While speaking with friends and family who have children, an unfortunate theme that continues to run through our conversations is inadequacy. The complaints vary on topics and intensity but the core remains the same: many of us do not believe we are parenting well. But I believe many parents are out there giving everything they have in their role as a parent and simply are not always aware of their own wins -- their own magical moments. Let's make a decision to recognize our wins and use them as a source of encouragement, strength, and motivation.

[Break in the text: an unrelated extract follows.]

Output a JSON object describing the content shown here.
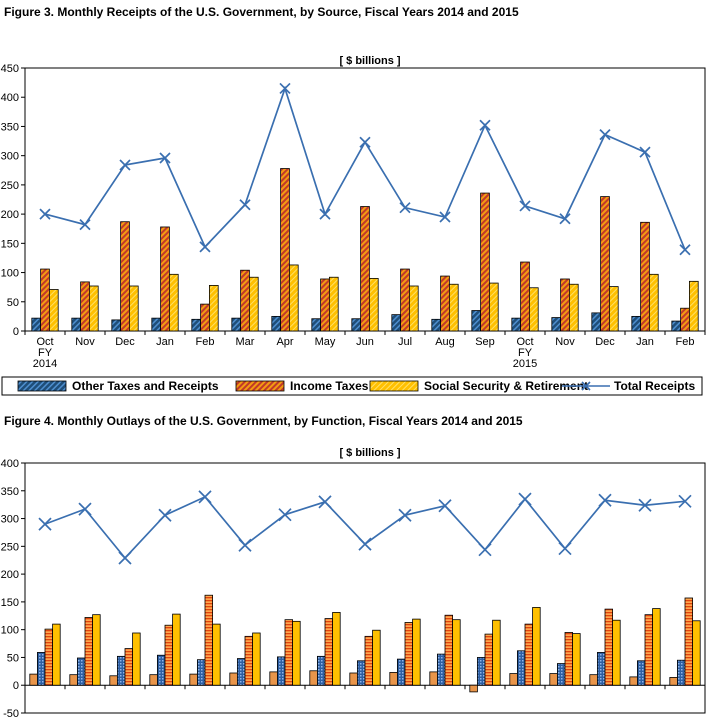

Let's start celebrating all the ways in which we have given of ourselves, put aside our wants, shifted our expectations, and reworked our goals to help create a better future for the next generation. Yes, that's what parents do. No, we're not looking for an award or a parade. But we must celebrate the magnificent job we are doing every day. Remembering the title of our children's favorite books, bonding over similar tastes in music, and repeatedly acknowledging our children's uniqueness, power, and worth -- we are doing the job in every small and big moment that makes a difference for our children. But our biggest work as parents tends to be on ourselves.

Celebrate the wins

Sometimes we need to refocus and remember who we said we'd never be or always would be if we were parents. The real stuff. Not the six-year-old version of ourselves who shook an angry fist at the celestial bodies and declared, "When I have kids, I'm gonna let them stay up all night and eat whatever they want!" We need to remember we said we’d love our children, no matter the situations they found (or put) themselves in; we’d be reliable and present at the moment; we’d respect their opinions, even when we had to override them for their benefit. Maybe the focus is on making sure our children feel seen and heard, understood and appreciated.


No matter our upbringing or childhood experiences, we must never stop refining ourselves, and let's celebrate the wins. We might not get the opportunity to prepare to be parents, but we get the honor of the journey of refinement, the process of becoming better than when we started. That's where we can make up for not having a real chance at preparation--allowing the parenting journey to enrich our lives not only with these incredible additions to our lives, but also with elevating our own existence.


We must choose to work toward and see the best version of ourselves. Then push from within to embody that version.